Ko Ching-Ru, Chang Hsien-Tsung
Department of Computer Science and Information Engineering, Chang Gung University, Taoyuan, Taiwan.
Bachelor Program in Artificial Intelligence, Chang Gung University, Taoyuan, Taiwan.
PeerJ Comput Sci. 2021 Mar 11;7:e408. doi: 10.7717/peerj-cs.408. eCollection 2021.

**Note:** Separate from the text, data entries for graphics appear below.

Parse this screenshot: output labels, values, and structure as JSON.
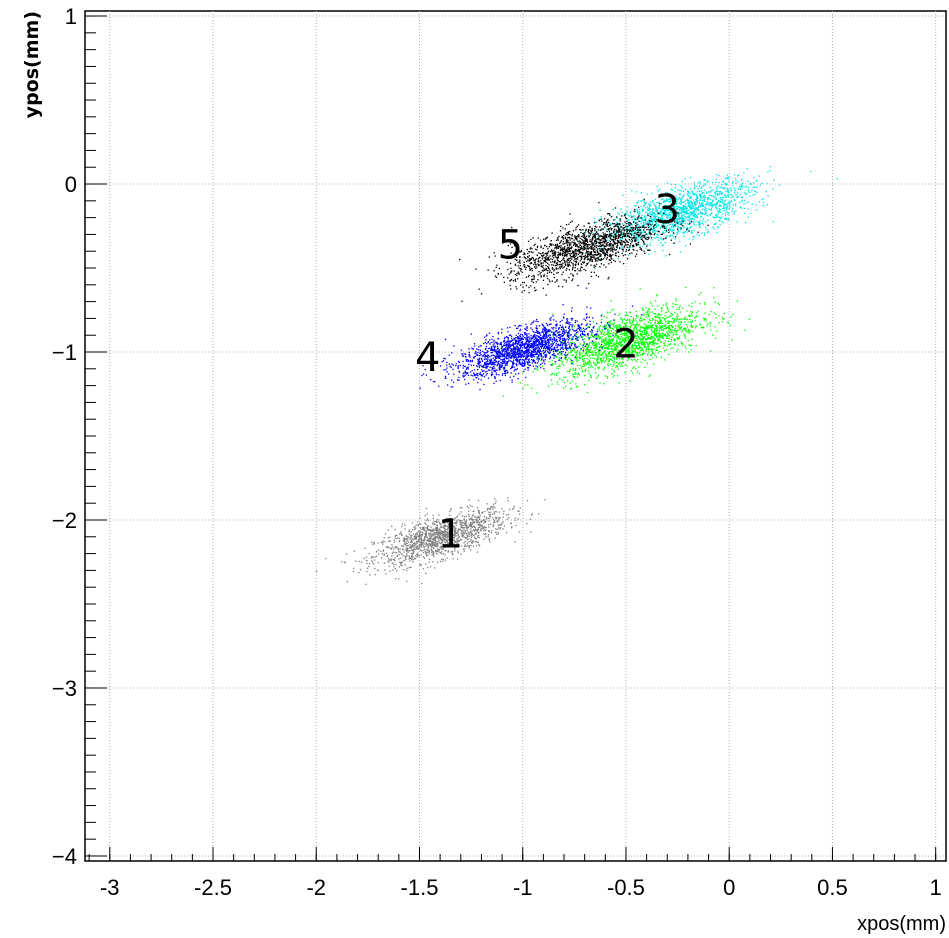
{
  "chart_data": {
    "type": "scatter",
    "title": "",
    "xlabel": "xpos(mm)",
    "ylabel": "ypos(mm)",
    "xlim": [
      -3.12,
      1.05
    ],
    "ylim": [
      -4.03,
      1.03
    ],
    "xticks": [
      -3,
      -2.5,
      -2,
      -1.5,
      -1,
      -0.5,
      0,
      0.5,
      1
    ],
    "xtick_labels": [
      "-3",
      "-2.5",
      "-2",
      "-1.5",
      "-1",
      "-0.5",
      "0",
      "0.5",
      "1"
    ],
    "yticks": [
      1,
      0,
      -1,
      -2,
      -3,
      -4
    ],
    "ytick_labels": [
      "1",
      "0",
      "−1",
      "−2",
      "−3",
      "−4"
    ],
    "grid": true,
    "series": [
      {
        "label": "1",
        "color": "#808080",
        "center": [
          -1.4,
          -2.1
        ],
        "spread": [
          0.16,
          0.06
        ],
        "count": 1400
      },
      {
        "label": "2",
        "color": "#00ff00",
        "center": [
          -0.5,
          -0.93
        ],
        "spread": [
          0.18,
          0.08
        ],
        "count": 1800
      },
      {
        "label": "3",
        "color": "#00e5e5",
        "center": [
          -0.25,
          -0.17
        ],
        "spread": [
          0.18,
          0.07
        ],
        "count": 1600
      },
      {
        "label": "4",
        "color": "#0000ff",
        "center": [
          -1.0,
          -0.98
        ],
        "spread": [
          0.16,
          0.06
        ],
        "count": 1800
      },
      {
        "label": "5",
        "color": "#000000",
        "center": [
          -0.7,
          -0.38
        ],
        "spread": [
          0.18,
          0.07
        ],
        "count": 1600
      }
    ],
    "annotations": [
      {
        "text": "1",
        "x": -1.35,
        "y": -2.08
      },
      {
        "text": "2",
        "x": -0.5,
        "y": -0.95
      },
      {
        "text": "3",
        "x": -0.3,
        "y": -0.15
      },
      {
        "text": "4",
        "x": -1.46,
        "y": -1.03
      },
      {
        "text": "5",
        "x": -1.06,
        "y": -0.36
      }
    ]
  }
}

Investing in stocks is an important tool for modern people's financial management, and how to forecast stock prices has become an important issue. In recent years, deep learning methods have successfully solved many forecast problems. In this paper, we utilized multiple factors for the stock price forecast. The news articles and PTT forum discussions are taken as the fundamental analysis, and the stock historical transaction information is treated as technical analysis. The state-of-the-art natural language processing tool BERT are used to recognize the sentiments of text, and the long short term memory neural network (LSTM), which is good at analyzing time series data, is applied to forecast the stock price with stock historical transaction information and text sentiments. According to experimental results using our proposed models, the average root mean square error (RMSE ) has 12.05 accuracy improvement.
投资股票是现代人财务管理的一项重要工具,如何预测股价已成为一个重要问题。近年来,深度学习方法成功解决了许多预测问题。在本文中,我们利用多种因素进行股价预测。新闻文章和PTT论坛讨论被用作基本面分析,股票历史交易信息被视为技术分析。使用最先进的自然语言处理工具BERT来识别文本的情感,并将擅长分析时间序列数据的长短期记忆神经网络(LSTM)应用于结合股票历史交易信息和文本情感来预测股价。根据使用我们提出的模型的实验结果,平均均方根误差(RMSE)有12.05的准确率提升。